Wireless radio system powers devices implanted inside the human body
Image credit: MIT
Medical devices implanted inside the human body could be wirelessly powered and communicated with thanks to a new technology that could revolutionise remote control of drug delivery, sensing, and other medical applications.
Massachusetts Institute of Technology (MIT) researchers developed the implants, which are powered by radio frequency waves and can safely pass through human tissues.
Using an animal model, the researchers demonstrated that the waves can power devices located 10 centimetres deep in tissue, from a distance of one meter.
“Even though these tiny implantable devices have no batteries, we can now communicate with them from a distance outside the body. This opens up entirely new types of medical applications,” said Fadel Adib, an assistant professor in MIT’s Media Lab.
As they do not require a battery, the devices can be made tiny. In this study, the researchers tested a prototype about the size of a grain of rice, but they anticipate that it could be made even smaller.
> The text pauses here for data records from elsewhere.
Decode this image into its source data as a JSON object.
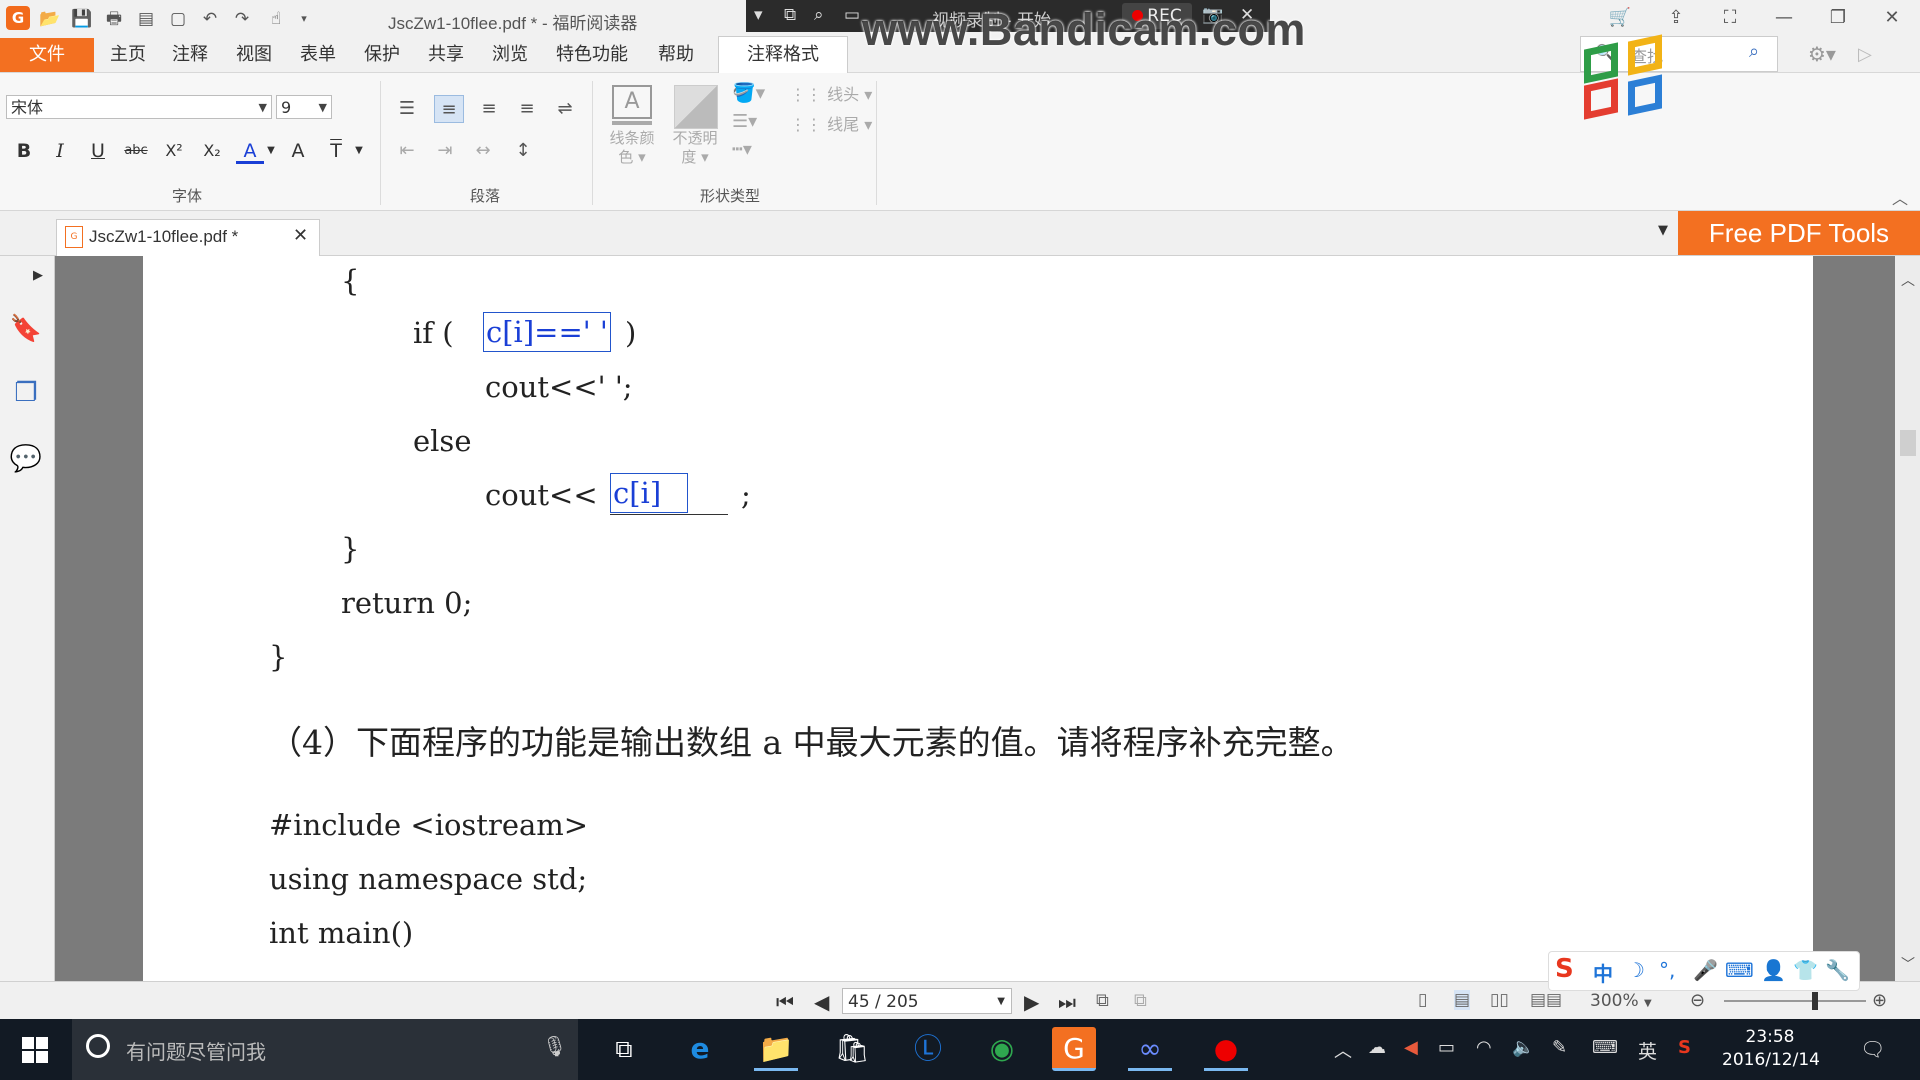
{
  "window": {
    "title": "JscZw1-10flee.pdf * - 福昕阅读器",
    "app_icon": "G"
  },
  "recording": {
    "label": "视频录制 - 开始",
    "rec_label": "REC",
    "watermark": "www.Bandicam.com"
  },
  "menu": {
    "file": "文件",
    "items": [
      "主页",
      "注释",
      "视图",
      "表单",
      "保护",
      "共享",
      "浏览",
      "特色功能",
      "帮助"
    ],
    "active_tab": "注释格式"
  },
  "search": {
    "placeholder": "查找"
  },
  "ribbon": {
    "font_name": "宋体",
    "font_size": "9",
    "groups": {
      "font": "字体",
      "paragraph": "段落",
      "shape": "形状类型"
    },
    "line_color": [
      "线条颜",
      "色"
    ],
    "opacity": [
      "不透明",
      "度"
    ],
    "line_start": "线头",
    "line_end": "线尾",
    "format_buttons": [
      "B",
      "I",
      "U",
      "abc",
      "X²",
      "X₂",
      "A",
      "A",
      "T"
    ]
  },
  "tab": {
    "label": "JscZw1-10flee.pdf *"
  },
  "promo": {
    "label": "Free PDF Tools"
  },
  "document": {
    "lines": [
      "{",
      "if (",
      ")",
      "cout<<' ';",
      "else",
      "cout<<",
      ";",
      "}",
      "return 0;",
      "}",
      "#include <iostream>",
      "using namespace std;",
      "int main()"
    ],
    "annotations": [
      "c[i]==' '",
      "c[i]"
    ],
    "question": "（4）下面程序的功能是输出数组 a 中最大元素的值。请将程序补充完整。"
  },
  "status": {
    "page": "45 / 205",
    "zoom": "300%"
  },
  "ime": {
    "mode": "中"
  },
  "taskbar": {
    "search_placeholder": "有问题尽管问我",
    "lang": "英",
    "time": "23:58",
    "date": "2016/12/14"
  },
  "colors": {
    "accent": "#f37021",
    "annotation": "#2255cc",
    "taskbar": "#121a24"
  }
}
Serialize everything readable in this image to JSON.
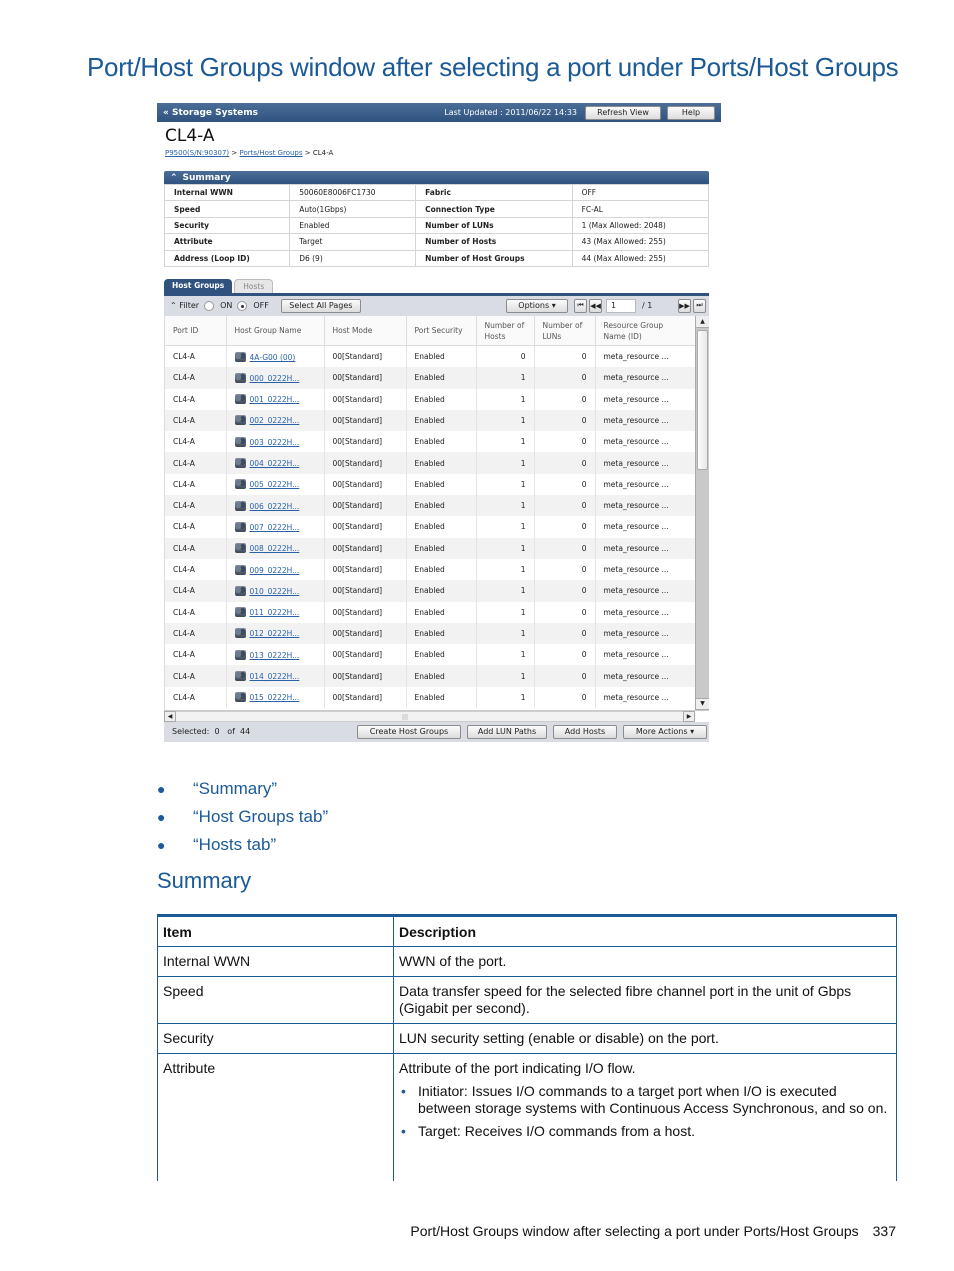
{
  "page_title": "Port/Host Groups window after selecting a port under Ports/Host Groups",
  "app": {
    "topbar": {
      "title": "Storage Systems",
      "last_updated": "Last Updated : 2011/06/22 14:33",
      "refresh_label": "Refresh View",
      "help_label": "Help"
    },
    "port_title": "CL4-A",
    "breadcrumb": [
      "P9500(S/N:90307)",
      "Ports/Host Groups",
      "CL4-A"
    ],
    "breadcrumb_sep": ">",
    "summary": {
      "title": "Summary",
      "rows": [
        {
          "l1": "Internal WWN",
          "v1": "50060E8006FC1730",
          "l2": "Fabric",
          "v2": "OFF"
        },
        {
          "l1": "Speed",
          "v1": "Auto(1Gbps)",
          "l2": "Connection Type",
          "v2": "FC-AL"
        },
        {
          "l1": "Security",
          "v1": "Enabled",
          "l2": "Number of LUNs",
          "v2": "1 (Max Allowed: 2048)"
        },
        {
          "l1": "Attribute",
          "v1": "Target",
          "l2": "Number of Hosts",
          "v2": "43 (Max Allowed: 255)"
        },
        {
          "l1": "Address (Loop ID)",
          "v1": "D6 (9)",
          "l2": "Number of Host Groups",
          "v2": "44 (Max Allowed: 255)"
        }
      ]
    },
    "tabs": [
      "Host Groups",
      "Hosts"
    ],
    "toolbar": {
      "filter_label": "Filter",
      "on_label": "ON",
      "off_label": "OFF",
      "filter_state": "OFF",
      "select_all_label": "Select All Pages",
      "options_label": "Options",
      "page_value": "1",
      "page_total": "/ 1"
    },
    "columns": [
      "Port ID",
      "Host Group Name",
      "Host Mode",
      "Port Security",
      "Number of Hosts",
      "Number of LUNs",
      "Resource Group Name (ID)"
    ],
    "rows": [
      [
        "CL4-A",
        "4A-G00 (00)",
        "00[Standard]",
        "Enabled",
        "0",
        "0",
        "meta_resource ..."
      ],
      [
        "CL4-A",
        "000_0222H...",
        "00[Standard]",
        "Enabled",
        "1",
        "0",
        "meta_resource ..."
      ],
      [
        "CL4-A",
        "001_0222H...",
        "00[Standard]",
        "Enabled",
        "1",
        "0",
        "meta_resource ..."
      ],
      [
        "CL4-A",
        "002_0222H...",
        "00[Standard]",
        "Enabled",
        "1",
        "0",
        "meta_resource ..."
      ],
      [
        "CL4-A",
        "003_0222H...",
        "00[Standard]",
        "Enabled",
        "1",
        "0",
        "meta_resource ..."
      ],
      [
        "CL4-A",
        "004_0222H...",
        "00[Standard]",
        "Enabled",
        "1",
        "0",
        "meta_resource ..."
      ],
      [
        "CL4-A",
        "005_0222H...",
        "00[Standard]",
        "Enabled",
        "1",
        "0",
        "meta_resource ..."
      ],
      [
        "CL4-A",
        "006_0222H...",
        "00[Standard]",
        "Enabled",
        "1",
        "0",
        "meta_resource ..."
      ],
      [
        "CL4-A",
        "007_0222H...",
        "00[Standard]",
        "Enabled",
        "1",
        "0",
        "meta_resource ..."
      ],
      [
        "CL4-A",
        "008_0222H...",
        "00[Standard]",
        "Enabled",
        "1",
        "0",
        "meta_resource ..."
      ],
      [
        "CL4-A",
        "009_0222H...",
        "00[Standard]",
        "Enabled",
        "1",
        "0",
        "meta_resource ..."
      ],
      [
        "CL4-A",
        "010_0222H...",
        "00[Standard]",
        "Enabled",
        "1",
        "0",
        "meta_resource ..."
      ],
      [
        "CL4-A",
        "011_0222H...",
        "00[Standard]",
        "Enabled",
        "1",
        "0",
        "meta_resource ..."
      ],
      [
        "CL4-A",
        "012_0222H...",
        "00[Standard]",
        "Enabled",
        "1",
        "0",
        "meta_resource ..."
      ],
      [
        "CL4-A",
        "013_0222H...",
        "00[Standard]",
        "Enabled",
        "1",
        "0",
        "meta_resource ..."
      ],
      [
        "CL4-A",
        "014_0222H...",
        "00[Standard]",
        "Enabled",
        "1",
        "0",
        "meta_resource ..."
      ],
      [
        "CL4-A",
        "015_0222H...",
        "00[Standard]",
        "Enabled",
        "1",
        "0",
        "meta_resource ..."
      ]
    ],
    "footer": {
      "selected_label": "Selected:",
      "selected_count": "0",
      "of_label": "of",
      "total": "44",
      "create_label": "Create Host Groups",
      "add_lun_label": "Add LUN Paths",
      "add_hosts_label": "Add Hosts",
      "more_label": "More Actions"
    }
  },
  "links": [
    "“Summary”",
    "“Host Groups tab”",
    "“Hosts tab”"
  ],
  "section_heading": "Summary",
  "doc_table": {
    "headers": [
      "Item",
      "Description"
    ],
    "rows": [
      {
        "item": "Internal WWN",
        "desc": "WWN of the port."
      },
      {
        "item": "Speed",
        "desc": "Data transfer speed for the selected fibre channel port in the unit of Gbps (Gigabit per second)."
      },
      {
        "item": "Security",
        "desc": "LUN security setting (enable or disable) on the port."
      },
      {
        "item": "Attribute",
        "desc": "Attribute of the port indicating I/O flow.",
        "bullets": [
          "Initiator: Issues I/O commands to a target port when I/O is executed between storage systems with Continuous Access Synchronous, and so on.",
          "Target: Receives I/O commands from a host."
        ]
      }
    ]
  },
  "footer": {
    "text": "Port/Host Groups window after selecting a port under Ports/Host Groups",
    "page_number": "337"
  }
}
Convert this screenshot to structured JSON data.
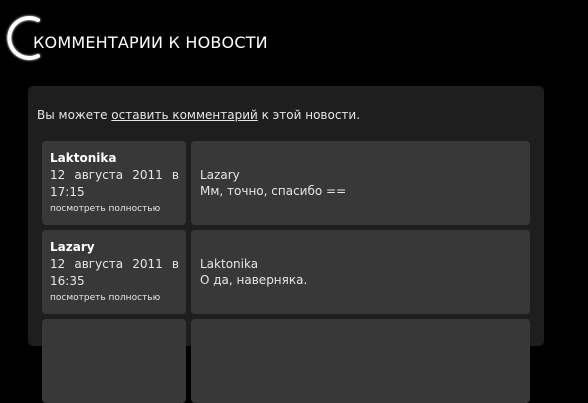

“Having the capacity to communicate with these systems without the need for a battery would be a significant advance. These devices could be compatible with sensing conditions as well as aiding in the delivery of a drug,” said assistant professor Giovanni Traverso.
Medical devices that can be ingested or implanted in the body could offer doctors new ways to diagnose, monitor, and treat many diseases.
Traverso’s lab is now working on a variety of ingestible systems that can be used to deliver drugs, monitor vital signs, and detect movement of the gastro-intestinal tract. In the brain, implantable electrodes that deliver an electrical current are used for a technique known as deep brain stimulation, which is often used to treat Parkinson’s disease or epilepsy.
These electrodes are now controlled by a pacemaker-like device implanted under the skin, which could be eliminated if wireless power is used. Currently, implantable medical devices, such as pacemakers, carry their own batteries, which occupy most of the space on the device and offer a limited lifespan.
Until now, powering the devices wirelessly has proved difficult to achieve because radio waves tend to dissipate as they pass through the body, so they end up being too weak to supply enough power.
To overcome this problem, the researchers devised a system that they call “In Vivo Networking” (IVN). This system relies on an array of antennae that emit radio waves of slightly different frequencies. As the radio waves propagate, they overlap and combine in different ways. At certain points, where the high points of the waves overlap, they can provide enough energy to power an implanted sensor.
“We chose frequencies that are slightly different from each other, and in doing so, we know that at some point in time these are going to reach their highs at the same time. When they reach their highs at the same time, they are able to overcome the energy threshold needed to power the device,” Adib said.
With the new system, the researchers do not need to know the exact location of the sensors in the body, as the power is transmitted over a large area. This also means that they can power multiple devices at once. At the same time that the sensors receive a burst of power, they also receive a signal telling them to relay information back to the antenna. This signal could also be used to stimulate release of a drug, a burst of electricity, or a pulse of light, the researchers say.
In tests in pigs, the researchers showed they could send power from up to a meter outside the body, to a sensor that was 10 centimetres deep in the body. If the sensors are located very close to the skin’s surface, they can be powered from up to 38 meters away.
The researchers are now working on making the power delivery more efficient and transferring it over greater distances.
This technology also has the potential to improve RFID applications in other areas such as inventory control, retail analytics, and “smart” environments, allowing for longer-distance object tracking and communication, the researchers say.